Opinión Nacional

El aprendizaje patológico de la sociedad venezolana

Nuestra sociedad se encuentra experimentando un agudo proceso de aprendizaje patológico, que en lugar de conducirle a superar las fallas y errores que la han traído a su crisis actual, tendrá como resultado una intensificación de esa crisis, obstaculizando nuestras posibilidades de mejorar como colectividad en los tiempos venideros. Durante las décadas de los cincuenta y hasta los setenta, autores como Herbert Simon, Karl Deutsch y James March, entre otros, argumentaron que las sociedades —así como los individuos— experimentan procesos de aprendizaje, y articularon los conceptos de aprendizaje simple (referido a los cambios en los medios de acción), aprendizaje complejo (que tiene que ver con los cambios en los objetivos), y aprendizaje patológico (que se refiere a aquellos procesos que de hecho impiden el crecimiento del conocimiento social, orientado a estimular el desarrollo creador de la comunidad).Mi propósito en lo que sigue es sostener que la sociedad venezolana se encuentra experimentando un agudo proceso de aprendizaje patológico, que en lugar de conducirle a superar, así sea gradualmente, las fallas y errores que la han traído a su crisis actual, tendrá como resultado una intensificación de esa crisis, obstaculizando decisivamente nuestras posibilidades de mejorar como colectividad en los tiempos venideros, de curar nuestras heridas, doblegar nuestros traumas, propender al aumento en nuestro nivel de vida, así como del nivel de satisfacción global con nuestros logros como comunidad nacional organizada.

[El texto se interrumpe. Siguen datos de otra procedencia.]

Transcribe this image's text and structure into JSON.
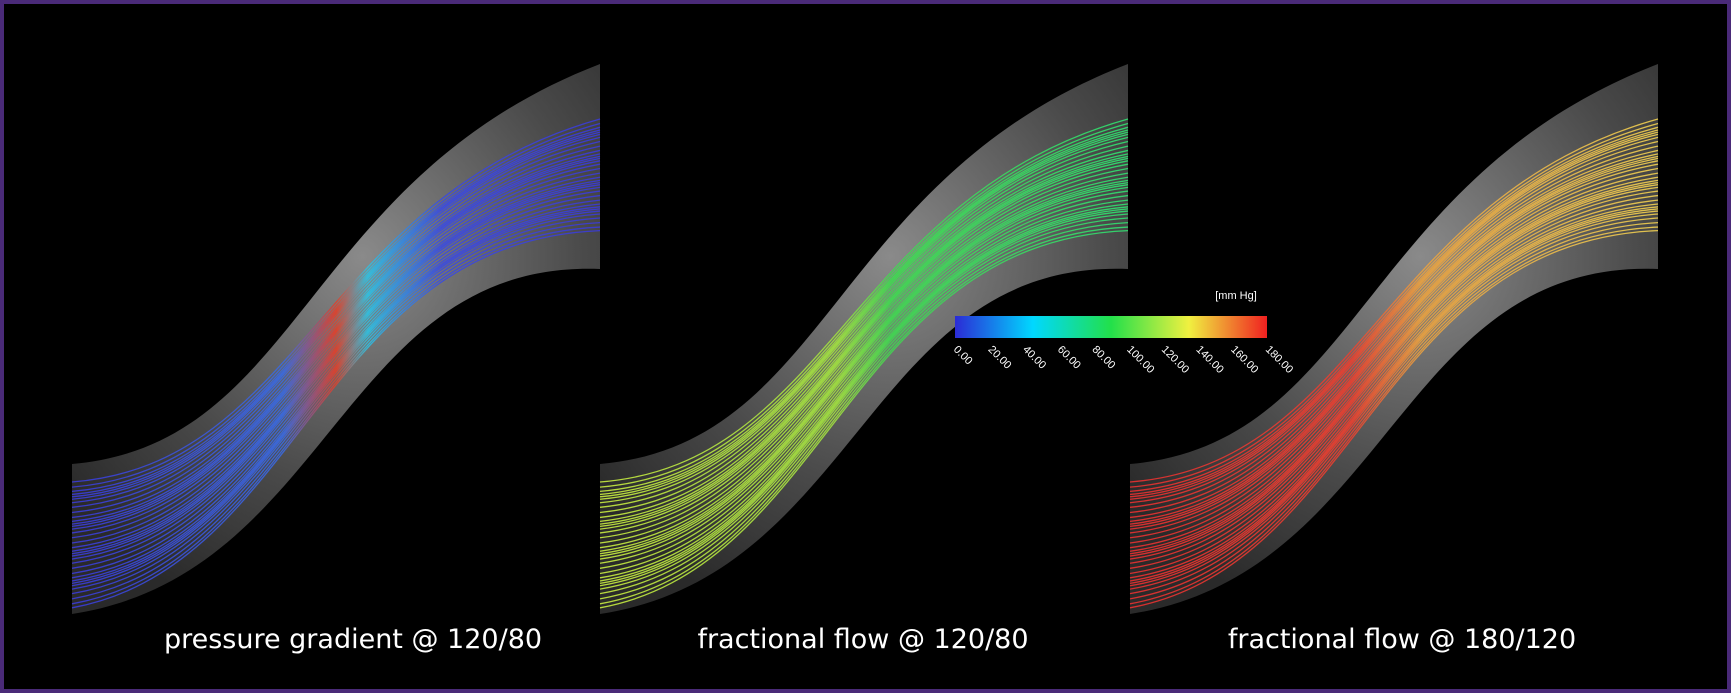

Este aprendizaje patológico tiene causas complejas. Algunas de ellas poseen hondas raíces históricas, que se remontan a la brutal ruptura con el pasado que significó la guerra de independencia, guerra que en nuestro país fue particularmente cruel, y cuyo principal protagonista, Simón Bolivar, no pudo —desafortunadamente— orientar hacia la construcción de un Estado en forma, estable, próspero, y duradero. Esa ruptura ha dejado a los venezolanos en una especie de limbo sicológico por mucho tiempo, y reiteradamente oscurece la comprensión que tenemos del pasado, y como consecuencia, también del presente. No obstante, más a mediano plazo, las raíces de nuestra situación, y de las dificultades que como sociedad tenemos para extraer un aprendizaje creador de nuestra crisis contemporánea, tienen que ver con el impacto de la riqueza petrolera y el populismo político sobre una sociedad que ha acabado, paradójicamente, por buscar el remedio de sus males en las mismas causas que los originan.En otras palabras, la realidad que hoy vivimos, y cuyo más revelador símbolo se halla reflejado en los debates de la Asamblea Nacional Constituyente, así como en la Constitución que de la misma está emergiendo, no significa otra cosa que la profundización de nuestra dependencia del Estado y del petróleo en términos de nuestra existencia socioeconómica y capacidad productiva, así como del populismo en términos del esquema mental y marco político que pretendemos usar para adentrarnos en el nuevo siglo.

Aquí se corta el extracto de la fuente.